Sparring lasted less than a minute, and then, it was all over. I took off the protectors and left the arena. I had a little blood inside my lip, but really not much. Not much waiting around, and not even frozen to death.

Another test and another belt to my name!

As the instructor/judge has been so good to me throughout the test preparation, I will upgrade the gym to a 5 star gym on that basis on my Tagzania map (see side bar). He even took pictures of me at the test on his camera, even while he was supposed to be judging, and he sent them straight through to me via email. Up until this instructor, just about all other instructors had not done anything 'extra' and had never taken any time out to explain all the nuances and discrepancies between all the Taekwondo movement variations that occur from gym to gym (I will aim for this information to be explained in detail in a later post), so I'm really impressed at his service.

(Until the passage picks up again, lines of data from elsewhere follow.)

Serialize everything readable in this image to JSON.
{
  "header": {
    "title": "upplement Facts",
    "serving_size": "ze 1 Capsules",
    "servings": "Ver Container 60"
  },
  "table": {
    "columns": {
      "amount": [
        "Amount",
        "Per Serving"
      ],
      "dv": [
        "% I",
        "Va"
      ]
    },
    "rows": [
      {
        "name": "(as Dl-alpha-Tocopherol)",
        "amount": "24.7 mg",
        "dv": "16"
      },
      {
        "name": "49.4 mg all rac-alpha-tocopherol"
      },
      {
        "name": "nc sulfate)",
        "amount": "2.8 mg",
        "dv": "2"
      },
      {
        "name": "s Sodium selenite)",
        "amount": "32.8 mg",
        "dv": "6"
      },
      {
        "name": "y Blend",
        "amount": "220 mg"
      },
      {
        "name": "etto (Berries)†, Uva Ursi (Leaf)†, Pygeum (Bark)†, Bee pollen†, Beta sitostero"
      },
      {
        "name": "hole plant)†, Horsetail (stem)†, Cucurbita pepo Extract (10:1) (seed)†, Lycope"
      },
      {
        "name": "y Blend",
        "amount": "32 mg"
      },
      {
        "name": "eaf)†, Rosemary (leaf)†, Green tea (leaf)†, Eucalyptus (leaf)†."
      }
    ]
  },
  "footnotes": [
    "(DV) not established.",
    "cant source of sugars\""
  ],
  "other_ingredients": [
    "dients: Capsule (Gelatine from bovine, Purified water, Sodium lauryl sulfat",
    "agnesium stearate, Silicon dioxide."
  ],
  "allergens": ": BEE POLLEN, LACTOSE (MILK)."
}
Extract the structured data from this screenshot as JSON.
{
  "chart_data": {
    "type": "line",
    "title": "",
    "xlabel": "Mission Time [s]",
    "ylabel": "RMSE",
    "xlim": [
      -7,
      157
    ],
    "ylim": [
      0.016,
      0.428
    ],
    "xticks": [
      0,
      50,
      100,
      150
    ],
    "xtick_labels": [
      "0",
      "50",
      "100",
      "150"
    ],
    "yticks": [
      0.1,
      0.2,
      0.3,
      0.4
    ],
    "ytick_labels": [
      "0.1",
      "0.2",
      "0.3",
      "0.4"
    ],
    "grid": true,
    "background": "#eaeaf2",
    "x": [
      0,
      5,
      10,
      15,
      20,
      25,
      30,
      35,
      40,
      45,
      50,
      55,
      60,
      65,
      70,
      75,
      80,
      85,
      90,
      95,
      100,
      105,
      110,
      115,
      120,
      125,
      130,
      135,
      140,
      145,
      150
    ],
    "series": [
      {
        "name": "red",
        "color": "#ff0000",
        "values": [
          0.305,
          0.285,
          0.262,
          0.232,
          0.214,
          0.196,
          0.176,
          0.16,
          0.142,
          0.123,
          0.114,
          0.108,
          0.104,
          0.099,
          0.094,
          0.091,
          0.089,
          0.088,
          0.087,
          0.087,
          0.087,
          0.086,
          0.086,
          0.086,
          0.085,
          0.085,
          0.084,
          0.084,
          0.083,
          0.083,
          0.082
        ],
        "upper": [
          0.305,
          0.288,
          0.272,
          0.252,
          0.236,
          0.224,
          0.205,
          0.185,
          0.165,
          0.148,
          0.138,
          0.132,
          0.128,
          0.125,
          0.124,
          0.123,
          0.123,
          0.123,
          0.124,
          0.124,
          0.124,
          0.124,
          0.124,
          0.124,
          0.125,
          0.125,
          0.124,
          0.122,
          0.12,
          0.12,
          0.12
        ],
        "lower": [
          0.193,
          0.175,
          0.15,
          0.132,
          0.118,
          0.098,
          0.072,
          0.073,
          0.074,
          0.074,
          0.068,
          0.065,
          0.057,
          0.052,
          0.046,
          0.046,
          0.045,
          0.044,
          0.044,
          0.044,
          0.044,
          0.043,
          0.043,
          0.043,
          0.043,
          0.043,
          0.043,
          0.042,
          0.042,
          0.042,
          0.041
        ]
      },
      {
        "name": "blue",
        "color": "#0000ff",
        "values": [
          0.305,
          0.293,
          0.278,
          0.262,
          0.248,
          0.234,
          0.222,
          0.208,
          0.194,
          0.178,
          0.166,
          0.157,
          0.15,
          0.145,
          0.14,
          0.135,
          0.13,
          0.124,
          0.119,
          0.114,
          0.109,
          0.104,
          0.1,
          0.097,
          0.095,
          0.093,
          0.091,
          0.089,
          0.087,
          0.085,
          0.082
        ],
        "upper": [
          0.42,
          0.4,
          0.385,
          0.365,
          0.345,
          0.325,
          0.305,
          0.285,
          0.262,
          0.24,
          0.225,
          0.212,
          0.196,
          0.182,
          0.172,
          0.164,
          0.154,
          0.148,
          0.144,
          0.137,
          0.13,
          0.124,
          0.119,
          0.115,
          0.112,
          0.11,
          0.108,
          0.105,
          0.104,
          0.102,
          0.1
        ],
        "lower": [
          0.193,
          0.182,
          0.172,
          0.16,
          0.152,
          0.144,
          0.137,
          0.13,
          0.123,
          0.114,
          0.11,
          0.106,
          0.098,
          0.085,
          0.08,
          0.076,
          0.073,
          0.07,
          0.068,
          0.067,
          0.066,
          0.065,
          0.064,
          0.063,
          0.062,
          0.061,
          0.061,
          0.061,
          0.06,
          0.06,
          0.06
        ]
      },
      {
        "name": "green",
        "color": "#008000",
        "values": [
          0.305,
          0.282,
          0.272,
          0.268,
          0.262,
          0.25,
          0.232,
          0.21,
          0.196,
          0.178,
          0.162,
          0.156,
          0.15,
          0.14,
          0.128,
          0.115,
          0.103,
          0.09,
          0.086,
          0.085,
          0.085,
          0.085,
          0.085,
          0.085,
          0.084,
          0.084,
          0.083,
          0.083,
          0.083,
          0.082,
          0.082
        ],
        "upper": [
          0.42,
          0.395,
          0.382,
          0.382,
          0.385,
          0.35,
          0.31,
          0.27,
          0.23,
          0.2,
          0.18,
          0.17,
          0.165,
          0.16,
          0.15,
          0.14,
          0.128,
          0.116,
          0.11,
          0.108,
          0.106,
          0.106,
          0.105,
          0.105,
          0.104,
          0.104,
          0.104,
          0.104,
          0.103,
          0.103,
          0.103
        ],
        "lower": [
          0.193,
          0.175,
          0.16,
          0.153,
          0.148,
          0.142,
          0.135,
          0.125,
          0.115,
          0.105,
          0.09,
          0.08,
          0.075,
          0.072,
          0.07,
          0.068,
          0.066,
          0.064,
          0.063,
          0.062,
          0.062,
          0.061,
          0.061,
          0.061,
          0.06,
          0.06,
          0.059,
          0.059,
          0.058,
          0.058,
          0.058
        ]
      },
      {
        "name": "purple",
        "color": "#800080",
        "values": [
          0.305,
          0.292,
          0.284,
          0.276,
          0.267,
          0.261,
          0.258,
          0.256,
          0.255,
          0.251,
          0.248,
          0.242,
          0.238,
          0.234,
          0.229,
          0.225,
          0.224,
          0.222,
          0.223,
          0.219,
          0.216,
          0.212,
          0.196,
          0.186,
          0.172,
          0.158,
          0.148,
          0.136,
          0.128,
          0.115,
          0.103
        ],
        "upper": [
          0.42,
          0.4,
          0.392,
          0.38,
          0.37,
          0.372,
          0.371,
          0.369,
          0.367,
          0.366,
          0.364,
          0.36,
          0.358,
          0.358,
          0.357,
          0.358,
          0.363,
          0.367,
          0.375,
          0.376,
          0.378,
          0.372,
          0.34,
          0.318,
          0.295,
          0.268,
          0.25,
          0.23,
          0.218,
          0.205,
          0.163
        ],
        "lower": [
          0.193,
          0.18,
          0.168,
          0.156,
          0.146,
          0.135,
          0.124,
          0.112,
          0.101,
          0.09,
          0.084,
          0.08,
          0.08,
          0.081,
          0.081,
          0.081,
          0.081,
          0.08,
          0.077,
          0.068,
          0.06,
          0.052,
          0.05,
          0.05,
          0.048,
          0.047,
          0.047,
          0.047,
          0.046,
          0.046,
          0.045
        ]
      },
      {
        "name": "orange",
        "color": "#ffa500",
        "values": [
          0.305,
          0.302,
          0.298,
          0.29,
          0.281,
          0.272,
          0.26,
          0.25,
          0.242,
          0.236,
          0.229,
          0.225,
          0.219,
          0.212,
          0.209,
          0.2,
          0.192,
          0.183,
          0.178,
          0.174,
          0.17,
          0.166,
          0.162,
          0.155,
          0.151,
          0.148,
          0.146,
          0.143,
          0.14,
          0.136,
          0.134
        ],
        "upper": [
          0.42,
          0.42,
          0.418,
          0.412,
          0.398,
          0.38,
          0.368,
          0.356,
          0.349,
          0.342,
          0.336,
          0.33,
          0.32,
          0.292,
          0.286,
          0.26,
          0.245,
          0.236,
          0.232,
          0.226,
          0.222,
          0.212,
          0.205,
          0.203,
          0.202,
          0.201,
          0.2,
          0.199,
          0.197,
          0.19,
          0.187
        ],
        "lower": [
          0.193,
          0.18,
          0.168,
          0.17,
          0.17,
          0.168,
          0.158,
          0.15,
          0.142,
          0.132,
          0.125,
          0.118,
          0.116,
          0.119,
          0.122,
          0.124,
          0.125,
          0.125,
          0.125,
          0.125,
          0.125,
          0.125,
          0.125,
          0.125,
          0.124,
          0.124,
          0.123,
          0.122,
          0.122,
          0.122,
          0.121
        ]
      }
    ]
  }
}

Finally, as probably it's all anyone is interested to see, are the photos. (ABOVE) As I said, I will put them up in installments. First is the Chung Woo gym pre 2nd Dan test prep, and then some of the images taken from the actual testing at the Kukkiwon. You will notice another foreigner at Chung Woo. He is a professional chef from France. He seems like a really decent guy, but it's funny how he takes sparring soooo seriously. He even pushed one of his 6ft tall opponents into a glass display cabinet while we were practicing in the gym! He is built really solidly, just like Baekdu San itself!! I just hope my Kukkiwon sparring biaatch will be avenged by him someday!! Allez! Allez!

1 comment:

Amanda said...

I like how you go from saying the testing weak to approving of your master ignoring his duties to send you photos. ^^ Too funny.

Congrats, good job, hopefully you won't have problems adding the second dan rank mark to your belt, since (if I recall correctly) you had problems collecting il dan belt?